指甲像钉子一样嵌进掌心,他很想反驳,但奈何对方说的句句在理。
“行……是我的问题,开除我认了,但……”一种说不清的感觉,景阳突然意识到两万块钱可能有猫腻,“但你把钱还给我。”
一贯慈善的猫眼此刻却笑的不像个好人,那‘噗嗤’的声音让景阳怒上心头。
“你要不还,我就去告你!”
“去吧,但经过一个多月的接触,我现在非常确定——你,不是漂流党。”看见对方眼神里的泰然自若,景阳才明白自己被算计了多少,“那么顶替协议岗要怎么判呢?关几个月或者再罚点钱?看来两万的学费对你来说还是太少。”
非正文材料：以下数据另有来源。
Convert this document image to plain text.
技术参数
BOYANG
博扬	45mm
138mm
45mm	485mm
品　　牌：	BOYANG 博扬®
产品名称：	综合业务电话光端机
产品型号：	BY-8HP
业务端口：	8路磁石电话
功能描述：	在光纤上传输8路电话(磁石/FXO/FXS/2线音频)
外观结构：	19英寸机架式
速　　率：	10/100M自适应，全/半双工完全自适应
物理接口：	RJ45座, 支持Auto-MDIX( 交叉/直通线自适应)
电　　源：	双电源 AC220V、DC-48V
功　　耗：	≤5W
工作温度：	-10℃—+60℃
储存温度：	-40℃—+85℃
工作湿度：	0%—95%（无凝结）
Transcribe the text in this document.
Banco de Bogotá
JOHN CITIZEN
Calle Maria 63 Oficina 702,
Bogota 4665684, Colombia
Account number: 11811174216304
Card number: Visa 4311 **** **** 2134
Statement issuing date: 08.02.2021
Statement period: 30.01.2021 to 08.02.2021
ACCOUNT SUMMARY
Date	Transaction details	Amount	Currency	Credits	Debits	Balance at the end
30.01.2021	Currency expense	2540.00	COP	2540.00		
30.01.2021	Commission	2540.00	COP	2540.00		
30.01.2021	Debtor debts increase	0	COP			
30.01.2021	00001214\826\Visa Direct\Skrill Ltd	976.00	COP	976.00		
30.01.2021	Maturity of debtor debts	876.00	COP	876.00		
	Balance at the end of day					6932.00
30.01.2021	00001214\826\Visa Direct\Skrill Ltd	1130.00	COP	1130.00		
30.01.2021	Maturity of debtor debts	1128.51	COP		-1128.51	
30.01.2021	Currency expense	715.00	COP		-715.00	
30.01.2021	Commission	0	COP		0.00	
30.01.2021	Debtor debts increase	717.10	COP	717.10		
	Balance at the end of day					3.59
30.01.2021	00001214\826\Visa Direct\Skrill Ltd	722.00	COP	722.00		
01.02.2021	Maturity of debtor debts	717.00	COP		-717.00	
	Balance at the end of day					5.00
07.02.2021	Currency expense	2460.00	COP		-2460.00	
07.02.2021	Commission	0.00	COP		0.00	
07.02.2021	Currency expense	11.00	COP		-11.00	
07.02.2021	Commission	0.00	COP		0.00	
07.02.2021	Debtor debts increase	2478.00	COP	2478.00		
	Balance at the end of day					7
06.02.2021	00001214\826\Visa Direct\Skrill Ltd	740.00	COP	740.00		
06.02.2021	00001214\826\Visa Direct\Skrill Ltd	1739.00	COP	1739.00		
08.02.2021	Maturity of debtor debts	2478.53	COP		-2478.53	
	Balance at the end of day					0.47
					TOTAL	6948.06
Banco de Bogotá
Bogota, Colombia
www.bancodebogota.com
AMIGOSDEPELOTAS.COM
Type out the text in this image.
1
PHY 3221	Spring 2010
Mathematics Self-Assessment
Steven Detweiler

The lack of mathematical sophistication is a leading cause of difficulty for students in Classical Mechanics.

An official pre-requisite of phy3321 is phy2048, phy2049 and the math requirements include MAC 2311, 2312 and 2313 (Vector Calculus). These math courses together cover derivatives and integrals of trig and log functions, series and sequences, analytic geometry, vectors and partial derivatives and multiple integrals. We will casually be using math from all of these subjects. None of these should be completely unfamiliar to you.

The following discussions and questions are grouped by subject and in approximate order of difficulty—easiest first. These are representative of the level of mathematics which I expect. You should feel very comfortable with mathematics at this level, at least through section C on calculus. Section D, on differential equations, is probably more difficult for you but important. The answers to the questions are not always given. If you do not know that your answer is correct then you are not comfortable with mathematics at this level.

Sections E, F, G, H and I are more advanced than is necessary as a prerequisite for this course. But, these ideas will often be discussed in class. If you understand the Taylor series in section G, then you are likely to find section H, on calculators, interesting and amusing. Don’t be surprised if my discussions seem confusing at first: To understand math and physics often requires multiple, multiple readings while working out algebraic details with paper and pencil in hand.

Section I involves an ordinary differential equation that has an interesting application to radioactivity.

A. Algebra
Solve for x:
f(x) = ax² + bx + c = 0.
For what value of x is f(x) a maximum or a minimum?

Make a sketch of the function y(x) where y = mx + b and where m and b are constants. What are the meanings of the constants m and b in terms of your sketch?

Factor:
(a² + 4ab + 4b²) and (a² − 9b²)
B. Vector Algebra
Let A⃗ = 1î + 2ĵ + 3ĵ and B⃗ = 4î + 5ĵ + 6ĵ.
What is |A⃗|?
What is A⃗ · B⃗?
“你可以离开了,不然我就叫人把你扔出去。”猫眼端起咖啡,一脸嫌弃的走进了后堂,留下无助的大男孩自己站在大厅里。
景阳记不清是怎么离开酒吧的,也记不清是怎么回的家,那种巨大的落差感密不透风,把所有神经和外界的联系都切断了,当他从中逃脱恢复意识之时,就已经坐在了床边。
他不知道该恨哪一个自己,是偷懒太多无从回嘴的那个,还是天真过头主动送钱的那个。他现在极其确定医药费有诈,但覆水难收,只能当做是花巨资给猫眼做了一次卸妆。
这个秋季的燥热顷刻间失灵,景阳甚至感觉身边的寒意越勒越紧,他抓起被角,默默的把自己裹了进去。